A severe reduction of fracture resistance has been observed frequently due to the hydrogen penetration into alloys. For more than a century, scientists and engineers are working on hydrogen-induced degradation in materials and this topic remains important from the scientific and industrial points of views. Three main driving forces for research and development in hydrogen related topics are:  i) progress in the characterization techniques;  ii) recent materials development; which is about production of high strength alloys containing more complex microstructure which are more sensitive to environmental degradation, and  iii) the glorious perspectives of hydrogen energy and fuel cell technology; while pressurized gaseous hydrogen is still the best option for the vehicles. Hence, the risk assessment of the tanks is an important issue.  Since now, a variety of techniques (e.g. conventional testing methods, such as tensile and compression tests in conjunction with ex-situ or in-situ hydrogen charging and post mortem fractographic of the samples) were used to develop models for explaining the hydrogen assisted mechanical degradation. For a more fundamental understanding of the contribution of hydrogen on deformation behavior of alloys, crack initiation and its propagation mechanisms, local testing methods were performed using in-situ SEM, TEM and nanoindentation. Moreover, there are huge advances regarding the local measurement of the hydrogen content (e.g. by using SKPFM). The resolution of the more conventional techniques (e.g. SIMS and TDS) was also improved. Another progress in this field is using atomic scale, micro and macro scale simulations. Static and molecular dynamics (MD) simulations based on density functional theory (DFT) are used to evaluate how H affects the GB structure and the chemical bonds. This information could be integrated in macroscopic models (e.g. FEM).  
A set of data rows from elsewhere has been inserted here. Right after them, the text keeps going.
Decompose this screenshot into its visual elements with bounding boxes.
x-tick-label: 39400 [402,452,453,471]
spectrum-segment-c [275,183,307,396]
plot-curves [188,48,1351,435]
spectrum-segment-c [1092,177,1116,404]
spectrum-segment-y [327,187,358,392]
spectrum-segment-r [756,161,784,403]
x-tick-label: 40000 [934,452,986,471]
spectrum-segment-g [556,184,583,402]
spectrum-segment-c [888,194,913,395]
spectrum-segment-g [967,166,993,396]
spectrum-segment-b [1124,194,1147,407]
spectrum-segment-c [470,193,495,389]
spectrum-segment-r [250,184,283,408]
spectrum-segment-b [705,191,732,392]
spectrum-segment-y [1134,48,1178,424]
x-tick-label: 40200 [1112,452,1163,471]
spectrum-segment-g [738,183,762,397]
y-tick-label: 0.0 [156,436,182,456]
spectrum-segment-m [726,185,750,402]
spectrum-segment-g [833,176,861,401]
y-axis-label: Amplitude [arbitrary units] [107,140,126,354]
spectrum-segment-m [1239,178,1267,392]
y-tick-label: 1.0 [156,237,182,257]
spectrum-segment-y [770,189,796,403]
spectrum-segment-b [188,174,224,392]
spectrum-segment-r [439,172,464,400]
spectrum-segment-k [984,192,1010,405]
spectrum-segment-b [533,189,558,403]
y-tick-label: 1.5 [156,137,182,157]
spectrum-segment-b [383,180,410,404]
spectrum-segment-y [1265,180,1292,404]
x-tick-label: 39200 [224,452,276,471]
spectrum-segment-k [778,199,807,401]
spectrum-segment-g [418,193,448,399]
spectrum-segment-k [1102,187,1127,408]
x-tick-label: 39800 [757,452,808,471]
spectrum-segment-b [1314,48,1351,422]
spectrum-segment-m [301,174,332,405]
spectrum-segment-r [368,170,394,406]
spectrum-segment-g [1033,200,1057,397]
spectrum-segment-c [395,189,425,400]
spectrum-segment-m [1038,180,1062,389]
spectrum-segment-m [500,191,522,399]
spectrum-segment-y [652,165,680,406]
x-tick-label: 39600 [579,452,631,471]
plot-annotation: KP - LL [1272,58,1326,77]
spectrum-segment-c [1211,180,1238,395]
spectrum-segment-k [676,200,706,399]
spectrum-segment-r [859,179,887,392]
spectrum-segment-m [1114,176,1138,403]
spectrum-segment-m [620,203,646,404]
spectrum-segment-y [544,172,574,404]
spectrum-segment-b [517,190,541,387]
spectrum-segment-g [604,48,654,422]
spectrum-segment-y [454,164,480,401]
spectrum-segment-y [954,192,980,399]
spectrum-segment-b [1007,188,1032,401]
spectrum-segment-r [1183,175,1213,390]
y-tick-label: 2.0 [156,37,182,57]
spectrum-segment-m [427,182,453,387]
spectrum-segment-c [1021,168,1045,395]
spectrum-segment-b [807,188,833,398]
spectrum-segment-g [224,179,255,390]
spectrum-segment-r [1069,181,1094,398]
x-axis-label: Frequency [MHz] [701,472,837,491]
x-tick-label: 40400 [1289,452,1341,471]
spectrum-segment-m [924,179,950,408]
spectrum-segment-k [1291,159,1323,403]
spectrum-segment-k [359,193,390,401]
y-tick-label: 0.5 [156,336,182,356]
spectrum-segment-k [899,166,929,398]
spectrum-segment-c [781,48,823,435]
To address the most important subjects related to hydrogen, we plan to cover the five following topics in our symposium.  

  1. H-Enhanced deformation and fracture, conventional experimental approaches;
  2. Modelling the local and global impact of hydrogen on the mechanical properties;
  3. Advanced Methods for local hydrogen detection and characterization of Hydrogen-Materials Interactions.
  4. Hydrogen degradation of non-metallic materials
  5. Challenges and perspectives of hydrogen energy and Fuel Cell Vehicles.